Une étude met en lumière les répercussions d’une limitation de la population
Berne, 13.05.2026 — Limiter la population résidante permanente de la Suisse à 10 millions d’habitants aurait des conséquences considérables sur l’économie, les assurances sociales et les relations bilatérales avec l’UE. Telle est la conclusion d’une étude externe commandée par le Secrétariat d’État aux migrations (SEM) en réponse à deux interventions parlementaires et dont le Conseil fédéral a pris acte le 13 mai 2026.
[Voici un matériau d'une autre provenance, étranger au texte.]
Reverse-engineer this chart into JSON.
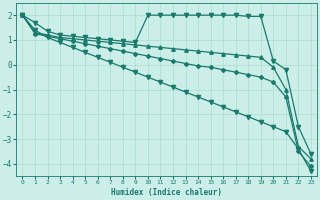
{
  "xlabel": "Humidex (Indice chaleur)",
  "bg_color": "#cceee8",
  "line_color": "#1a7a6e",
  "grid_color": "#aaddcc",
  "xlim": [
    -0.5,
    23.5
  ],
  "ylim": [
    -4.5,
    2.5
  ],
  "yticks": [
    -4,
    -3,
    -2,
    -1,
    0,
    1,
    2
  ],
  "xticks": [
    0,
    1,
    2,
    3,
    4,
    5,
    6,
    7,
    8,
    9,
    10,
    11,
    12,
    13,
    14,
    15,
    16,
    17,
    18,
    19,
    20,
    21,
    22,
    23
  ],
  "series": [
    {
      "x": [
        0,
        1,
        2,
        3,
        4,
        5,
        6,
        7,
        8,
        9,
        10,
        11,
        12,
        13,
        14,
        15,
        16,
        17,
        18,
        19,
        20,
        21,
        22,
        23
      ],
      "y": [
        2.0,
        1.7,
        1.35,
        1.2,
        1.15,
        1.1,
        1.05,
        1.0,
        0.95,
        0.9,
        2.0,
        2.0,
        2.0,
        2.0,
        2.0,
        2.0,
        2.0,
        2.0,
        1.95,
        1.95,
        0.15,
        -0.2,
        -2.5,
        -3.6
      ],
      "marker": "v",
      "markersize": 3,
      "lw": 0.9
    },
    {
      "x": [
        0,
        1,
        2,
        3,
        4,
        5,
        6,
        7,
        8,
        9,
        10,
        11,
        12,
        13,
        14,
        15,
        16,
        17,
        18,
        19,
        20,
        21,
        22,
        23
      ],
      "y": [
        2.0,
        1.3,
        1.2,
        1.1,
        1.05,
        1.0,
        0.95,
        0.9,
        0.85,
        0.8,
        0.75,
        0.7,
        0.65,
        0.6,
        0.55,
        0.5,
        0.45,
        0.4,
        0.35,
        0.3,
        -0.1,
        -1.0,
        -3.3,
        -3.8
      ],
      "marker": "^",
      "markersize": 2.5,
      "lw": 0.9
    },
    {
      "x": [
        0,
        1,
        2,
        3,
        4,
        5,
        6,
        7,
        8,
        9,
        10,
        11,
        12,
        13,
        14,
        15,
        16,
        17,
        18,
        19,
        20,
        21,
        22,
        23
      ],
      "y": [
        2.0,
        1.25,
        1.15,
        1.05,
        0.95,
        0.85,
        0.75,
        0.65,
        0.55,
        0.45,
        0.35,
        0.25,
        0.15,
        0.05,
        -0.05,
        -0.1,
        -0.2,
        -0.3,
        -0.4,
        -0.5,
        -0.7,
        -1.3,
        -3.5,
        -4.1
      ],
      "marker": "D",
      "markersize": 2,
      "lw": 0.9
    },
    {
      "x": [
        0,
        1,
        2,
        3,
        4,
        5,
        6,
        7,
        8,
        9,
        10,
        11,
        12,
        13,
        14,
        15,
        16,
        17,
        18,
        19,
        20,
        21,
        22,
        23
      ],
      "y": [
        2.0,
        1.4,
        1.1,
        0.9,
        0.7,
        0.5,
        0.3,
        0.1,
        -0.1,
        -0.3,
        -0.5,
        -0.7,
        -0.9,
        -1.1,
        -1.3,
        -1.5,
        -1.7,
        -1.9,
        -2.1,
        -2.3,
        -2.5,
        -2.7,
        -3.4,
        -4.3
      ],
      "marker": "v",
      "markersize": 3,
      "lw": 0.9
    }
  ]
}
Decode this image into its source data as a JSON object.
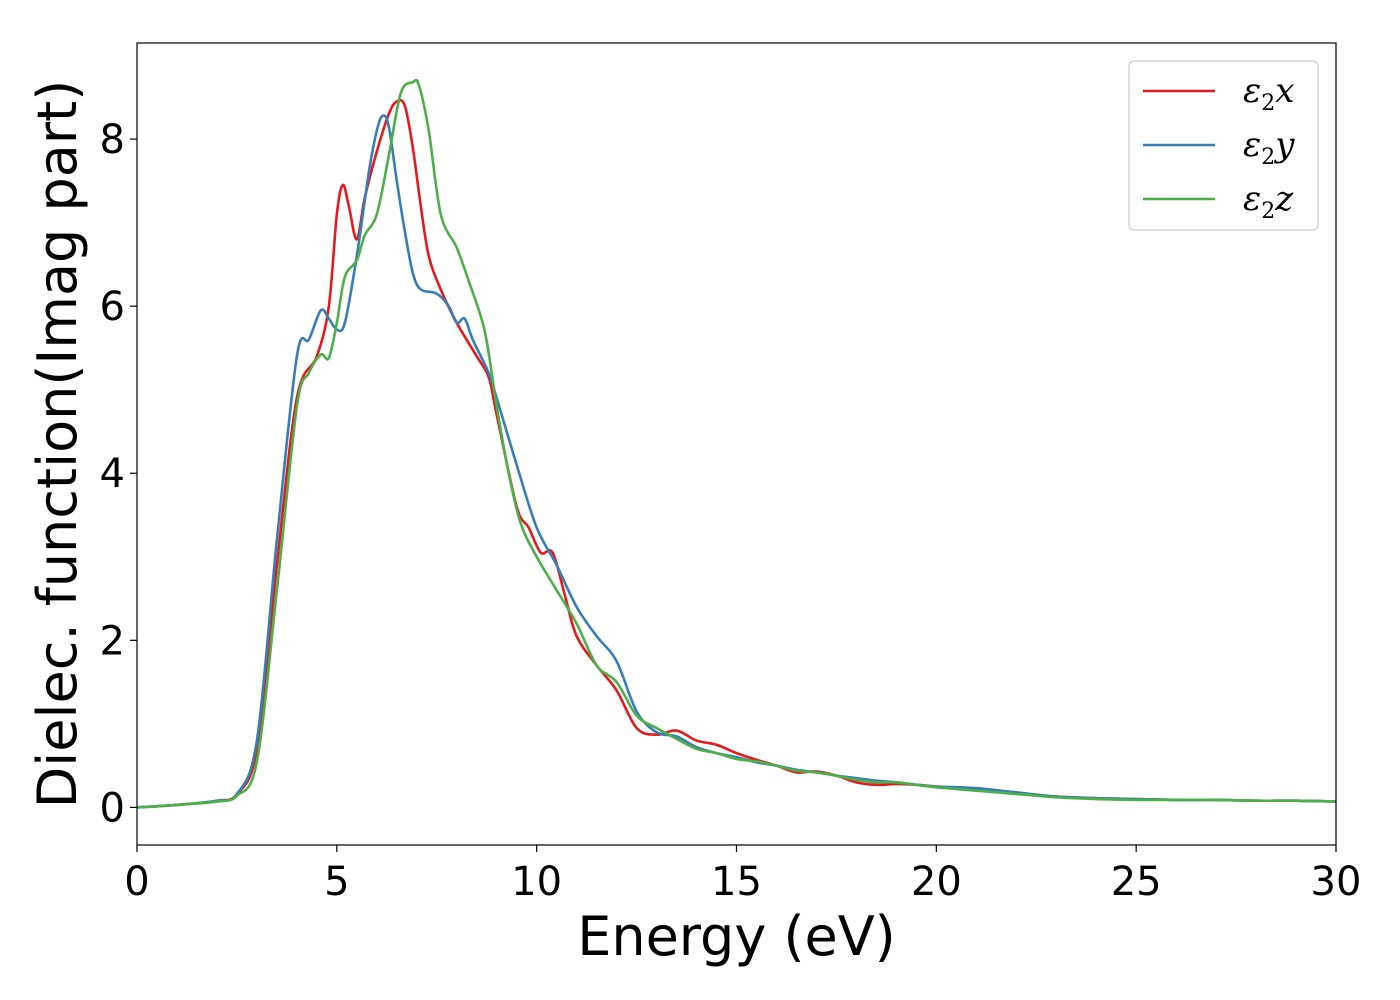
{
  "chart_data": {
    "type": "line",
    "title": "",
    "xlabel": "Energy (eV)",
    "ylabel": "Dielec. function(Imag part)",
    "xlim": [
      0,
      30
    ],
    "ylim": [
      -0.45,
      9.15
    ],
    "xticks": [
      0,
      5,
      10,
      15,
      20,
      25,
      30
    ],
    "yticks": [
      0,
      2,
      4,
      6,
      8
    ],
    "grid": false,
    "legend_position": "top-right",
    "series": [
      {
        "name": "ε2x",
        "legend": {
          "symbol": "ε",
          "sub": "2",
          "suffix": "x"
        },
        "color": "#e41a1c",
        "points": [
          [
            0,
            0
          ],
          [
            1,
            0.03
          ],
          [
            2,
            0.08
          ],
          [
            2.5,
            0.16
          ],
          [
            3,
            0.7
          ],
          [
            3.5,
            2.9
          ],
          [
            4,
            4.9
          ],
          [
            4.5,
            5.4
          ],
          [
            4.8,
            6.0
          ],
          [
            5,
            7.1
          ],
          [
            5.15,
            7.45
          ],
          [
            5.3,
            7.2
          ],
          [
            5.5,
            6.8
          ],
          [
            5.7,
            7.3
          ],
          [
            6.0,
            7.85
          ],
          [
            6.3,
            8.3
          ],
          [
            6.5,
            8.45
          ],
          [
            6.7,
            8.4
          ],
          [
            6.9,
            7.9
          ],
          [
            7.1,
            7.2
          ],
          [
            7.3,
            6.6
          ],
          [
            7.6,
            6.2
          ],
          [
            8,
            5.8
          ],
          [
            8.5,
            5.4
          ],
          [
            8.8,
            5.15
          ],
          [
            9,
            4.7
          ],
          [
            9.5,
            3.6
          ],
          [
            9.8,
            3.35
          ],
          [
            10.1,
            3.05
          ],
          [
            10.4,
            3.05
          ],
          [
            10.7,
            2.55
          ],
          [
            11,
            2.05
          ],
          [
            11.5,
            1.7
          ],
          [
            12,
            1.4
          ],
          [
            12.5,
            0.95
          ],
          [
            13,
            0.87
          ],
          [
            13.5,
            0.92
          ],
          [
            14,
            0.8
          ],
          [
            14.5,
            0.75
          ],
          [
            15,
            0.65
          ],
          [
            15.5,
            0.57
          ],
          [
            16,
            0.5
          ],
          [
            16.5,
            0.42
          ],
          [
            17,
            0.43
          ],
          [
            17.5,
            0.38
          ],
          [
            18,
            0.3
          ],
          [
            18.5,
            0.27
          ],
          [
            19,
            0.28
          ],
          [
            19.5,
            0.27
          ],
          [
            20,
            0.25
          ],
          [
            20.5,
            0.23
          ],
          [
            21,
            0.22
          ],
          [
            21.5,
            0.2
          ],
          [
            22,
            0.18
          ],
          [
            22.5,
            0.15
          ],
          [
            23,
            0.13
          ],
          [
            24,
            0.11
          ],
          [
            25,
            0.1
          ],
          [
            26,
            0.09
          ],
          [
            27,
            0.09
          ],
          [
            28,
            0.08
          ],
          [
            29,
            0.08
          ],
          [
            30,
            0.07
          ]
        ]
      },
      {
        "name": "ε2y",
        "legend": {
          "symbol": "ε",
          "sub": "2",
          "suffix": "y"
        },
        "color": "#377eb8",
        "points": [
          [
            0,
            0
          ],
          [
            1,
            0.03
          ],
          [
            2,
            0.08
          ],
          [
            2.5,
            0.16
          ],
          [
            3,
            0.8
          ],
          [
            3.5,
            3.2
          ],
          [
            4,
            5.4
          ],
          [
            4.3,
            5.6
          ],
          [
            4.6,
            5.95
          ],
          [
            4.8,
            5.85
          ],
          [
            5,
            5.72
          ],
          [
            5.2,
            5.8
          ],
          [
            5.5,
            6.6
          ],
          [
            5.8,
            7.6
          ],
          [
            6.0,
            8.1
          ],
          [
            6.15,
            8.28
          ],
          [
            6.3,
            8.15
          ],
          [
            6.5,
            7.5
          ],
          [
            6.7,
            6.9
          ],
          [
            6.9,
            6.4
          ],
          [
            7.1,
            6.2
          ],
          [
            7.5,
            6.15
          ],
          [
            7.8,
            6.0
          ],
          [
            8.0,
            5.8
          ],
          [
            8.2,
            5.85
          ],
          [
            8.4,
            5.6
          ],
          [
            8.8,
            5.2
          ],
          [
            9.0,
            4.9
          ],
          [
            9.5,
            4.1
          ],
          [
            10,
            3.35
          ],
          [
            10.5,
            2.9
          ],
          [
            11,
            2.4
          ],
          [
            11.5,
            2.05
          ],
          [
            12,
            1.75
          ],
          [
            12.5,
            1.15
          ],
          [
            13,
            0.9
          ],
          [
            13.5,
            0.85
          ],
          [
            14,
            0.72
          ],
          [
            14.5,
            0.65
          ],
          [
            15,
            0.6
          ],
          [
            15.5,
            0.54
          ],
          [
            16,
            0.5
          ],
          [
            16.5,
            0.45
          ],
          [
            17,
            0.42
          ],
          [
            17.5,
            0.38
          ],
          [
            18,
            0.35
          ],
          [
            18.5,
            0.32
          ],
          [
            19,
            0.3
          ],
          [
            19.5,
            0.27
          ],
          [
            20,
            0.25
          ],
          [
            21,
            0.23
          ],
          [
            22,
            0.18
          ],
          [
            23,
            0.13
          ],
          [
            24,
            0.11
          ],
          [
            25,
            0.1
          ],
          [
            26,
            0.09
          ],
          [
            27,
            0.09
          ],
          [
            28,
            0.08
          ],
          [
            29,
            0.08
          ],
          [
            30,
            0.07
          ]
        ]
      },
      {
        "name": "ε2z",
        "legend": {
          "symbol": "ε",
          "sub": "2",
          "suffix": "z"
        },
        "color": "#4daf4a",
        "points": [
          [
            0,
            0
          ],
          [
            1,
            0.03
          ],
          [
            2,
            0.07
          ],
          [
            2.5,
            0.14
          ],
          [
            3,
            0.55
          ],
          [
            3.5,
            2.6
          ],
          [
            4,
            4.8
          ],
          [
            4.3,
            5.2
          ],
          [
            4.6,
            5.42
          ],
          [
            4.8,
            5.38
          ],
          [
            5,
            5.8
          ],
          [
            5.2,
            6.35
          ],
          [
            5.5,
            6.55
          ],
          [
            5.7,
            6.85
          ],
          [
            6.0,
            7.1
          ],
          [
            6.3,
            7.8
          ],
          [
            6.6,
            8.55
          ],
          [
            6.9,
            8.68
          ],
          [
            7.05,
            8.65
          ],
          [
            7.3,
            8.1
          ],
          [
            7.6,
            7.1
          ],
          [
            8.0,
            6.7
          ],
          [
            8.3,
            6.3
          ],
          [
            8.7,
            5.7
          ],
          [
            9,
            4.8
          ],
          [
            9.3,
            4.0
          ],
          [
            9.6,
            3.4
          ],
          [
            10,
            3.0
          ],
          [
            10.5,
            2.6
          ],
          [
            11,
            2.2
          ],
          [
            11.5,
            1.7
          ],
          [
            12,
            1.5
          ],
          [
            12.5,
            1.1
          ],
          [
            13,
            0.95
          ],
          [
            13.5,
            0.82
          ],
          [
            14,
            0.7
          ],
          [
            14.5,
            0.65
          ],
          [
            15,
            0.58
          ],
          [
            15.5,
            0.55
          ],
          [
            16,
            0.5
          ],
          [
            16.5,
            0.44
          ],
          [
            17,
            0.42
          ],
          [
            17.5,
            0.38
          ],
          [
            18,
            0.33
          ],
          [
            18.5,
            0.3
          ],
          [
            19,
            0.3
          ],
          [
            19.5,
            0.27
          ],
          [
            20,
            0.24
          ],
          [
            20.5,
            0.22
          ],
          [
            21,
            0.2
          ],
          [
            21.5,
            0.18
          ],
          [
            22,
            0.16
          ],
          [
            22.5,
            0.14
          ],
          [
            23,
            0.12
          ],
          [
            24,
            0.1
          ],
          [
            25,
            0.09
          ],
          [
            26,
            0.09
          ],
          [
            27,
            0.09
          ],
          [
            28,
            0.08
          ],
          [
            29,
            0.08
          ],
          [
            30,
            0.07
          ]
        ]
      }
    ]
  }
}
L’étude, commandée par le SEM et achevée le 8 mai 2026, analyse les conséquences probables d’une limitation de la population de la Suisse à 10 millions d’habitants. À cette fin, les scénarios démographiques existants ont été combinés à des scénarios de limitation possibles et leurs répercussions ont été modélisées.
Mandat du Parlement
Cette étude fait suite à deux interventions parlementaires : le postulat 24.4038 Broulis, qui prie le Conseil fédéral d’analyser l’impact d’une limitation de la population à 10 millions sur la pyramide des âges, sur l’économie et sur le système de prévoyance et de santé, et le postulat 25.4276 Binder-Keller, qui demande une analyse poussée des coûts et des avantages de l’immigration économique, intégrant une perspective jusqu’à l’horizon 2100. Un groupe de travail de la Confédération dirigé par le SEM et composé de représentants du DFAE, du DFI et du DEFR était chargé de suivre de près sa rédaction avant de l’adopter.
Les résultats présentés peuvent être utiles à la formation de l’opinion en vue de la votation sur l’initiative populaire « Pas de Suisse à 10 millions ! (initiative pour la durabilité) ». Dans un souci de transparence, décision a été prise de publier immédiatement l’étude, sans attendre l’adoption du rapport en réponse aux deux postulats.
Des coûts élevés pour peu d’allègements
L’étude montre que limiter la population à 10 millions d’habitants entraînerait, dans l’ensemble, des coûts significatifs sur les plans économique et sociopolitique. Certes, une telle limitation s’accompagnerait d’effets d’allègement, en particulier sur le marché du logement, les infrastructures et l’environnement, ainsi que sur certaines prestations sociales sous condition de ressources, comme les prestations complémentaires et l’aide sociale. Cependant, ces allègements seraient nettement moins importants que les coûts identifiés.
Les coûts sur le plan fiscal, en revanche, seraient considérables. Le résultat de répartition de l’AVS se détériorerait au fil des décennies avec des déficits annuels de plusieurs milliards de francs. Les recettes fiscales diminueraient plus fortement que les dépenses. L’augmentation de la part des dépenses de santé par rapport au revenu national serait plus marquée que sans cette limite. Des défis comme le vieillissement de la population, la pénurie de main-d’œuvre qualifiée et la hausse des coûts de la santé s’accentueraient encore.
L’étude explore des scénarios, mais ne livre pas de pronostics ni d’estimations. Les répercussions concrètes d’une limitation de la population dépendraient dans une large mesure de la manière dont celle-ci serait mise en œuvre. Les chiffres indiqués dans l’étude doivent être envisagés avec une certaine prudence dans une perspective à long terme.